Sea and air power were major winners in the fiscal year 2016 National Defense Authorization Act conference report released on Tuesday.
In their versions of the NDAA, both the House and Senate proposed funding increases that would boost the number of fighters, increase the pace of shipbuilding and number of vessels procured. For the most part the Senate’s larger increases were adopted in the reconciled bill, resulting in a $1 billion hike for Navy shipbuilding and the procurement of additional fighter aircraft.
The bill authorizes the purchase of 12 additional F/A-18E/F Super Hornets for the Navy and six more F-35B Joint Strike Fighters for the Marine Corps.
In shipbuilding, the bill adds $279 million to accelerate production of the first LX(R) amphibious assault vessel. To speed up other programs, it increases funding for the Afloat Forward Staging Base program by $97 million, boosts LHA-8 procurement by $199 million and adds $34 million to the Landing Craft Utility replacement vessel program.
It also provides an extra $60 million for DDG-51 upgrades as well as contracting authority to buy an additional Arleigh Burke-class destroyer.
In the area of unmanned aerial systems, the bill contains an extra $65 million for the MQ-4C Triton program for an additional air vehicle.
The conference report includes several provisions that will not likely be popular with the services. It includes funding for the A-10 Warthog, which the Air Force wants to retire, and prohibits the service from mothballing those aircraft.
Both the House and Senate armed service committees want the Navy to field a Unmanned Carrier-Launched Airborne Surveillance and Strike (UCLASS) system that can operate in contested environments—something that the current UCLASS requirements do not allow for.
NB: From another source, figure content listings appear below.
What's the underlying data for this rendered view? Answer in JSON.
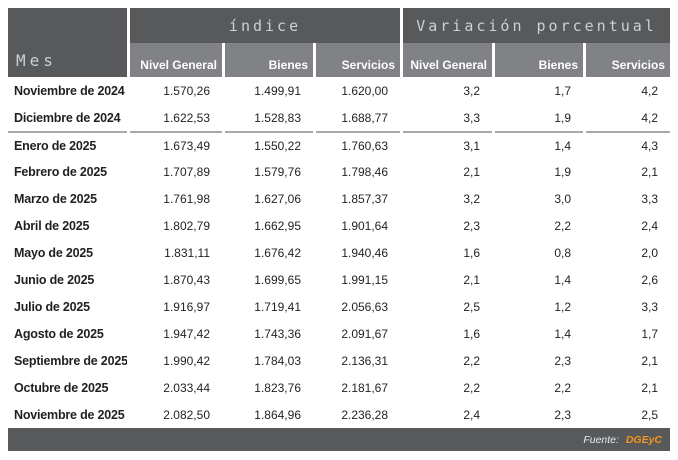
{
  "table": {
    "mes_header": "Mes",
    "groups": [
      {
        "label": "índice"
      },
      {
        "label": "Variación porcentual"
      }
    ],
    "subheaders": [
      "Nivel General",
      "Bienes",
      "Servicios",
      "Nivel General",
      "Bienes",
      "Servicios"
    ],
    "rows": [
      {
        "mes": "Noviembre de 2024",
        "values": [
          "1.570,26",
          "1.499,91",
          "1.620,00",
          "3,2",
          "1,7",
          "4,2"
        ],
        "year_start": false
      },
      {
        "mes": "Diciembre de 2024",
        "values": [
          "1.622,53",
          "1.528,83",
          "1.688,77",
          "3,3",
          "1,9",
          "4,2"
        ],
        "year_start": false
      },
      {
        "mes": "Enero de 2025",
        "values": [
          "1.673,49",
          "1.550,22",
          "1.760,63",
          "3,1",
          "1,4",
          "4,3"
        ],
        "year_start": true
      },
      {
        "mes": "Febrero de 2025",
        "values": [
          "1.707,89",
          "1.579,76",
          "1.798,46",
          "2,1",
          "1,9",
          "2,1"
        ],
        "year_start": false
      },
      {
        "mes": "Marzo de 2025",
        "values": [
          "1.761,98",
          "1.627,06",
          "1.857,37",
          "3,2",
          "3,0",
          "3,3"
        ],
        "year_start": false
      },
      {
        "mes": "Abril de 2025",
        "values": [
          "1.802,79",
          "1.662,95",
          "1.901,64",
          "2,3",
          "2,2",
          "2,4"
        ],
        "year_start": false
      },
      {
        "mes": "Mayo de 2025",
        "values": [
          "1.831,11",
          "1.676,42",
          "1.940,46",
          "1,6",
          "0,8",
          "2,0"
        ],
        "year_start": false
      },
      {
        "mes": "Junio de 2025",
        "values": [
          "1.870,43",
          "1.699,65",
          "1.991,15",
          "2,1",
          "1,4",
          "2,6"
        ],
        "year_start": false
      },
      {
        "mes": "Julio de 2025",
        "values": [
          "1.916,97",
          "1.719,41",
          "2.056,63",
          "2,5",
          "1,2",
          "3,3"
        ],
        "year_start": false
      },
      {
        "mes": "Agosto de 2025",
        "values": [
          "1.947,42",
          "1.743,36",
          "2.091,67",
          "1,6",
          "1,4",
          "1,7"
        ],
        "year_start": false
      },
      {
        "mes": "Septiembre de 2025",
        "values": [
          "1.990,42",
          "1.784,03",
          "2.136,31",
          "2,2",
          "2,3",
          "2,1"
        ],
        "year_start": false
      },
      {
        "mes": "Octubre de 2025",
        "values": [
          "2.033,44",
          "1.823,76",
          "2.181,67",
          "2,2",
          "2,2",
          "2,1"
        ],
        "year_start": false
      },
      {
        "mes": "Noviembre de 2025",
        "values": [
          "2.082,50",
          "1.864,96",
          "2.236,28",
          "2,4",
          "2,3",
          "2,5"
        ],
        "year_start": false
      }
    ],
    "footer": {
      "fuente_label": "Fuente:",
      "source": "DGEyC"
    }
  },
  "colors": {
    "header_dark": "#58595B",
    "header_medium": "#808285",
    "header_text_light": "#CDCFD0",
    "subheader_text": "#FFFFFF",
    "body_text": "#231F20",
    "year_divider": "#A7A9AC",
    "footer_bg": "#58595B",
    "footer_text": "#E8E9EA",
    "source_orange": "#F7941D"
  },
  "chart_data": {
    "type": "table",
    "column_groups": [
      "índice",
      "Variación porcentual"
    ],
    "columns": [
      "Mes",
      "Nivel General (índice)",
      "Bienes (índice)",
      "Servicios (índice)",
      "Nivel General (variación %)",
      "Bienes (variación %)",
      "Servicios (variación %)"
    ],
    "rows": [
      [
        "Noviembre de 2024",
        1570.26,
        1499.91,
        1620.0,
        3.2,
        1.7,
        4.2
      ],
      [
        "Diciembre de 2024",
        1622.53,
        1528.83,
        1688.77,
        3.3,
        1.9,
        4.2
      ],
      [
        "Enero de 2025",
        1673.49,
        1550.22,
        1760.63,
        3.1,
        1.4,
        4.3
      ],
      [
        "Febrero de 2025",
        1707.89,
        1579.76,
        1798.46,
        2.1,
        1.9,
        2.1
      ],
      [
        "Marzo de 2025",
        1761.98,
        1627.06,
        1857.37,
        3.2,
        3.0,
        3.3
      ],
      [
        "Abril de 2025",
        1802.79,
        1662.95,
        1901.64,
        2.3,
        2.2,
        2.4
      ],
      [
        "Mayo de 2025",
        1831.11,
        1676.42,
        1940.46,
        1.6,
        0.8,
        2.0
      ],
      [
        "Junio de 2025",
        1870.43,
        1699.65,
        1991.15,
        2.1,
        1.4,
        2.6
      ],
      [
        "Julio de 2025",
        1916.97,
        1719.41,
        2056.63,
        2.5,
        1.2,
        3.3
      ],
      [
        "Agosto de 2025",
        1947.42,
        1743.36,
        2091.67,
        1.6,
        1.4,
        1.7
      ],
      [
        "Septiembre de 2025",
        1990.42,
        1784.03,
        2136.31,
        2.2,
        2.3,
        2.1
      ],
      [
        "Octubre de 2025",
        2033.44,
        1823.76,
        2181.67,
        2.2,
        2.2,
        2.1
      ],
      [
        "Noviembre de 2025",
        2082.5,
        1864.96,
        2236.28,
        2.4,
        2.3,
        2.5
      ]
    ],
    "source": "DGEyC"
  }
}
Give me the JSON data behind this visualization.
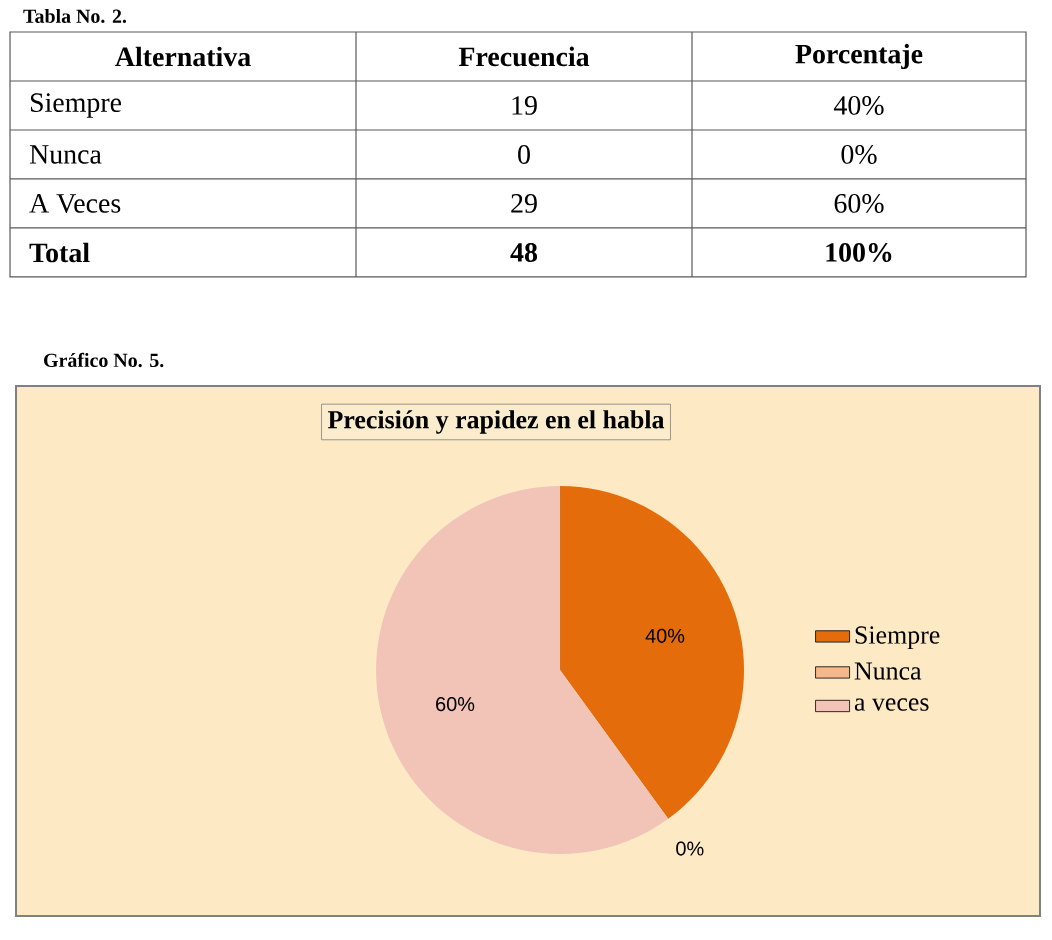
{
  "chart_data": {
    "type": "pie",
    "title": "Precisión y rapidez en el habla",
    "categories": [
      "Siempre",
      "Nunca",
      "a veces"
    ],
    "values": [
      40,
      0,
      60
    ],
    "colors": [
      "#e46c0a",
      "#f5b88c",
      "#f2c4b8"
    ],
    "value_labels": [
      "40%",
      "0%",
      "60%"
    ],
    "legend": "right",
    "annotations": [
      "Tabla No. 2.",
      "Alternativa",
      "Frecuencia",
      "Porcentaje",
      "Siempre",
      "19",
      "40%",
      "Nunca",
      "0",
      "0%",
      "A Veces",
      "29",
      "60%",
      "Total",
      "48",
      "100%",
      "Gráfico No. 5."
    ]
  }
}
To push the service toward developing a more sophisticated UCLASS, the conference report authorizes an increase of $350 million for development and risk reduction of two Unmanned Combat Air System Demonstration (UCAS-D) aircraft.
That decision represents a compromise between HASC–which opted to simply fund the president’s UCLASS request–and SASC, which wanted to authorize $725 million for the formation of a new competitive prototyping effort and the existing UCAS–D aircraft, the X-47B.
The bill decreases the cost cap of the Ford-class aircraft carriers from $11.498 billion to $11.398 on the USS John F. Kennedy (CVN-79) and all following ships in the class. Another new regulation stipulates that Congress must be notified of engineering change on the USS Gerald R. Ford (CVN-78) resulting in a cost of more than $5 million.
The report also mandates that CVN-78 go through full shock trials, but grants the Defense Secretary waiver authority to delay the tests until the ship’s first major maintenance availability after deployment.
For the Littoral Combat Ship (LCS) program, the bill limits funds for LCS-25 and LCS-26 until the Navy provides information about the acquisition strategy of LCS-25 through LCS-32. It limits research and development, design, construction, procurement or advance procurement of materials funding for frigate version of LCS to 50 percent unless the service provides a capabilities-based assessment of the new vessel.
It also cuts $34.5 million from the remote minehunting system, one of the systems in the LCS’s mine countermeasures mission module.
The NDAA contains $515 billion in base budget spending for national defense and $89.2 billion for Overseas Contingency Operations.